1. The row space of $A$ is the subspace $\row(A)$ of $\R^n$ spanned
by the rows of $A$.
2. The column space of $A$ is the subspace $\col(A)$ of $\R^m$ spanned
by the columns of $A$.
3. The null space of $A$ is the subspace $\null(A)$ of $\R^n$
consisting of the solutions to the system $A \vx = \vec 0$.
Example: The column space of $A = \bmat{rr} 1 & 2 \\ 3 & 4 \emat$ is $\span(\coll 1 3, \coll 2 4)$. A vector $\vb$ is a linear combination of these columns if and only if the system $A \vx = \vb$ has a solution. But since $A$ is invertible (its determinant is $4 - 6 = -2 \neq 0$), every such system has a (unique) solution. So $\col(A) = \R^2$.
The row space of $A$ is the same as the column space of $A^T$, so by a similar argument, this is all of $\R^2$ as well.
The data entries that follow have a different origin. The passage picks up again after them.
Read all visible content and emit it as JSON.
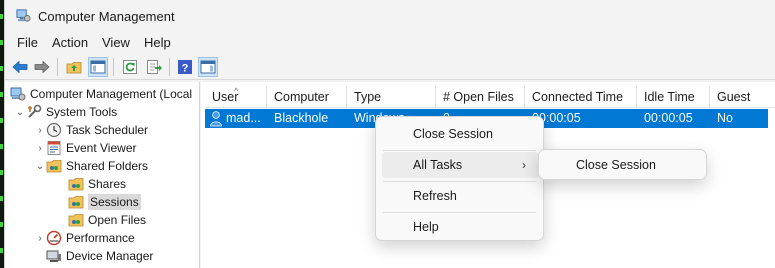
{
  "window": {
    "title": "Computer Management",
    "app_icon": "computer-management-icon"
  },
  "menu": [
    "File",
    "Action",
    "View",
    "Help"
  ],
  "toolbar": {
    "buttons": [
      {
        "icon": "back-arrow-icon",
        "color": "#2a7bd4"
      },
      {
        "icon": "forward-arrow-icon",
        "color": "#707070"
      },
      {
        "icon": "up-folder-icon",
        "color": "#e0a533"
      },
      {
        "icon": "show-hide-console-tree-icon",
        "color": "#3a6ea5"
      },
      {
        "icon": "refresh-icon",
        "color": "#2e9e44"
      },
      {
        "icon": "export-list-icon",
        "color": "#2e9e44"
      },
      {
        "icon": "help-icon",
        "color": "#3a5bc7"
      },
      {
        "icon": "show-action-pane-icon",
        "color": "#3a6ea5"
      }
    ]
  },
  "tree": {
    "items": [
      {
        "label": "Computer Management (Local",
        "icon": "computer-management-icon",
        "expander": "",
        "selected": false
      },
      {
        "label": "System Tools",
        "icon": "system-tools-icon",
        "expander": "open",
        "selected": false
      },
      {
        "label": "Task Scheduler",
        "icon": "clock-icon",
        "expander": "closed",
        "selected": false
      },
      {
        "label": "Event Viewer",
        "icon": "event-viewer-icon",
        "expander": "closed",
        "selected": false
      },
      {
        "label": "Shared Folders",
        "icon": "shared-folder-icon",
        "expander": "open",
        "selected": false
      },
      {
        "label": "Shares",
        "icon": "shared-folder-icon",
        "expander": "",
        "selected": false
      },
      {
        "label": "Sessions",
        "icon": "shared-folder-icon",
        "expander": "",
        "selected": true
      },
      {
        "label": "Open Files",
        "icon": "shared-folder-icon",
        "expander": "",
        "selected": false
      },
      {
        "label": "Performance",
        "icon": "performance-icon",
        "expander": "closed",
        "selected": false
      },
      {
        "label": "Device Manager",
        "icon": "device-manager-icon",
        "expander": "",
        "selected": false
      }
    ]
  },
  "sessions": {
    "columns": [
      "User",
      "Computer",
      "Type",
      "# Open Files",
      "Connected Time",
      "Idle Time",
      "Guest"
    ],
    "sorted_column": "User",
    "rows": [
      {
        "user": "mad...",
        "computer": "Blackhole",
        "type": "Windows",
        "open_files": "0",
        "connected_time": "00:00:05",
        "idle_time": "00:00:05",
        "guest": "No",
        "icon": "user-icon",
        "selected": true
      }
    ],
    "selection_color": "#0078d4"
  },
  "context_menu": {
    "items": [
      "Close Session",
      "All Tasks",
      "Refresh",
      "Help"
    ],
    "highlighted": "All Tasks",
    "submenu_arrow_icon": "chevron-right-icon"
  },
  "submenu": {
    "items": [
      "Close Session"
    ]
  }
}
Example: The column space of $A = \bmat{rr} 1 & 2 \\ 3 & 4 \\ 5 & 6 \emat$ is the span of the two columns, which is a subspace of $\R^3$. Since the columns are linearly independent, this is a plane through the origin in $\R^3$.
Determine whether $\colll 2 0 1$ and $\colll 2 0 {-2}$ are in $\col(A)$. (On board.)
We will learn methods to describe the three subspaces associated to a matrix $A$.